The cellar was really a cave gouged into the earth and piled with trunks and hand bags stuffed with all manner of loot. There was enough silverware to equip a dozen households, and Archie amused himself by studying the monograms, thinking that quite possibly he was handling spoons that he had encountered on happier occasions in the homes of his friends. The trunks contained clothing in great variety and most of it was new and of good quality. He carried up an armful and found a gray suit that fitted him very well. Another visit yielded shirts, socks and underclothing, a slightly used traveling case with shaving materials and other toilet articles.

He bathed in the brook, shaved, dressed and felt like a new being. Only a few hours had elapsed since he walked uprightly in the eyes of all men; now he was a fugitive, and for all he knew to the contrary a murderer. He had accommodated himself with ease to lying and the practice of deceit; and even the taking of human life seemed no longer a monstrous thing. If he were caught in the Governor's company he would have a pretty time of it satisfying a court of his innocence; but he considered his plight tranquilly.

In doffing the clothing he had acquired honestly and substituting stolen raiment, it was almost as though he were changing his character as well. In transferring his effects from the old to the new pockets he came upon Isabel Perry's note, and grinned as he re-read it. He wondered what Isabel would say if she knew that he had already slipped the leash that bound him to convention and performed even more reckless deeds than she had prescribed for him.
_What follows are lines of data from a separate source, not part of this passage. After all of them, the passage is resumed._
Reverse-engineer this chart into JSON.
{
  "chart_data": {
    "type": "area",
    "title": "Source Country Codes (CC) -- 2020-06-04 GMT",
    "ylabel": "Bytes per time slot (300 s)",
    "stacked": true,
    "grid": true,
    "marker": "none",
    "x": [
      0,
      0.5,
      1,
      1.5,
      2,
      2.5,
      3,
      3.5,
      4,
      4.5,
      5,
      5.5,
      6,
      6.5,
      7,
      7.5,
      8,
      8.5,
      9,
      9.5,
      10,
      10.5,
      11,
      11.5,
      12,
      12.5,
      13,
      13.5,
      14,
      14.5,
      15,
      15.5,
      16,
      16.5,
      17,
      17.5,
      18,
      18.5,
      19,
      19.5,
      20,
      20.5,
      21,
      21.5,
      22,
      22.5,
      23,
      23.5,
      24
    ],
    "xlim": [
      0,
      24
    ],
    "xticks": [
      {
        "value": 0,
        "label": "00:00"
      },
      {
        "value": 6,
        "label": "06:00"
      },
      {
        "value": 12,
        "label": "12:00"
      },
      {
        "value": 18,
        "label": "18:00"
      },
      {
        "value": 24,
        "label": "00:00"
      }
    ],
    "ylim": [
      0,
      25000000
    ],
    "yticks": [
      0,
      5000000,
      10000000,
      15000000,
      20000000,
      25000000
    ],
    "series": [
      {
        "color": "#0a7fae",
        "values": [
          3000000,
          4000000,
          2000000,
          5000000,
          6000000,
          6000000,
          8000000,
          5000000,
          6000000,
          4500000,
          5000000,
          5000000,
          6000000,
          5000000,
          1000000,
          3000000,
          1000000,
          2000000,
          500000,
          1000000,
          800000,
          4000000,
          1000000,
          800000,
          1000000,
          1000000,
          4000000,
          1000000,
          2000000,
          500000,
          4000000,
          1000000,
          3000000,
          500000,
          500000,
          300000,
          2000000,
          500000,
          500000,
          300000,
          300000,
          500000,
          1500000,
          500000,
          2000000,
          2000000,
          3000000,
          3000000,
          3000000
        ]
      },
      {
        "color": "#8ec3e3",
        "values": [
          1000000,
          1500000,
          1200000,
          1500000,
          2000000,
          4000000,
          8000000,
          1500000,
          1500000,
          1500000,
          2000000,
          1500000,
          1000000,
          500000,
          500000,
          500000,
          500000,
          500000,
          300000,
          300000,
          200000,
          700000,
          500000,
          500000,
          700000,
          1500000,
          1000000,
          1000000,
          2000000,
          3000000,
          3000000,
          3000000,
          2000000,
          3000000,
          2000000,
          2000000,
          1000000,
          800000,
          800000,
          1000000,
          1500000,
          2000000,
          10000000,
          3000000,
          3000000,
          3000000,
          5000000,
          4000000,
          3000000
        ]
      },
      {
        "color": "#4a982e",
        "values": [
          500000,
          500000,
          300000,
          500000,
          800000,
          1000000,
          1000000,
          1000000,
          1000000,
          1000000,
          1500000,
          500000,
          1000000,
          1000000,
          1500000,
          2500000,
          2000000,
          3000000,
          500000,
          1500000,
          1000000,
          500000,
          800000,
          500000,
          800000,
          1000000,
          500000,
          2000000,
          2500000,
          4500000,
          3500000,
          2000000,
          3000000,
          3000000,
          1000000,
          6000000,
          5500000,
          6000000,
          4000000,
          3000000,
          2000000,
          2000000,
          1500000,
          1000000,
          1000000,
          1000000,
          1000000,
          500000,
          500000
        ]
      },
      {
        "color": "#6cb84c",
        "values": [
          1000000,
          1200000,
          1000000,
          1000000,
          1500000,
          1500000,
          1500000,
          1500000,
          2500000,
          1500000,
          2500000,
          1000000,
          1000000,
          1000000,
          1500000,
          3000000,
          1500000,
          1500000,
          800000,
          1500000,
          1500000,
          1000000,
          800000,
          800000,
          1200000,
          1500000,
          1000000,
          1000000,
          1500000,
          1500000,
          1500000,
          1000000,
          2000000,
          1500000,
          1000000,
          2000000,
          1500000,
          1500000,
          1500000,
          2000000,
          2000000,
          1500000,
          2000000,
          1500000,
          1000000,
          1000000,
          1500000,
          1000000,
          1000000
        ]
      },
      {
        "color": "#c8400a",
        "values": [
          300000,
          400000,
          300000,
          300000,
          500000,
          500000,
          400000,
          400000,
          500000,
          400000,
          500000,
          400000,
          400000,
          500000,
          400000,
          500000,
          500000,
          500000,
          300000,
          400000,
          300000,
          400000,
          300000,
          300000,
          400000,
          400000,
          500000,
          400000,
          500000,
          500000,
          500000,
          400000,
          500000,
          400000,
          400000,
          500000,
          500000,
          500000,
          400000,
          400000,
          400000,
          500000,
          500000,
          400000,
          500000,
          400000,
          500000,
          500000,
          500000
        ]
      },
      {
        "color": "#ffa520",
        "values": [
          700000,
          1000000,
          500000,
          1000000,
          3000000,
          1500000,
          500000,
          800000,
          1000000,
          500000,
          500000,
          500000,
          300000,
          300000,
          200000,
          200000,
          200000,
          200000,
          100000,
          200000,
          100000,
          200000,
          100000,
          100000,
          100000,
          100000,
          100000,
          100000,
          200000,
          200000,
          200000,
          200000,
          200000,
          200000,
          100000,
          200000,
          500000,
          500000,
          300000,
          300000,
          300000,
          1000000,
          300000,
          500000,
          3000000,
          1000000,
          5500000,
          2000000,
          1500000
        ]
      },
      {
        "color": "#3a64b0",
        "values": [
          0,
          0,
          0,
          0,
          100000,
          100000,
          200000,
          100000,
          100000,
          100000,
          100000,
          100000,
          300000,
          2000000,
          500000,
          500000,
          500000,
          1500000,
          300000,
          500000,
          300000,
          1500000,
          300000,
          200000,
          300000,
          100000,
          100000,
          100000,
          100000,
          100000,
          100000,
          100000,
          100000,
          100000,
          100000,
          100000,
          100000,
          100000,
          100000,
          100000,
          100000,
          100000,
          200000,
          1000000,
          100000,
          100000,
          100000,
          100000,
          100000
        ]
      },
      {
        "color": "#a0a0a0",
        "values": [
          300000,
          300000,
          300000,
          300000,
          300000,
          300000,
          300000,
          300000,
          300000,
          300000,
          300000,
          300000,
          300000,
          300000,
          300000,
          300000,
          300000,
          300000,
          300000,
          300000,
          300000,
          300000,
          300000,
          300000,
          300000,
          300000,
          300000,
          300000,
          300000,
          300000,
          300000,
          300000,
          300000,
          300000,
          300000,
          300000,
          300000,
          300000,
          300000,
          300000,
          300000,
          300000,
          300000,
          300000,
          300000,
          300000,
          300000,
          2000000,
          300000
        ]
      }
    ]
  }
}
"No callers? Well, I must say you're a credit to our gents' clothing department!" the Governor remarked on his return. "That stuff was accumulated early in the spring by a couple of the boys who had no more sense. Silver, yes; you can melt it and sell it like pig iron; but how absurd to risk your neck stealing mere raiment! Still the word's gone down the line and any of the brethren who're in need of shelter and a change of clothes will find what they want here. You've picked about the best of the lot. What do you make of this? Found it in the car."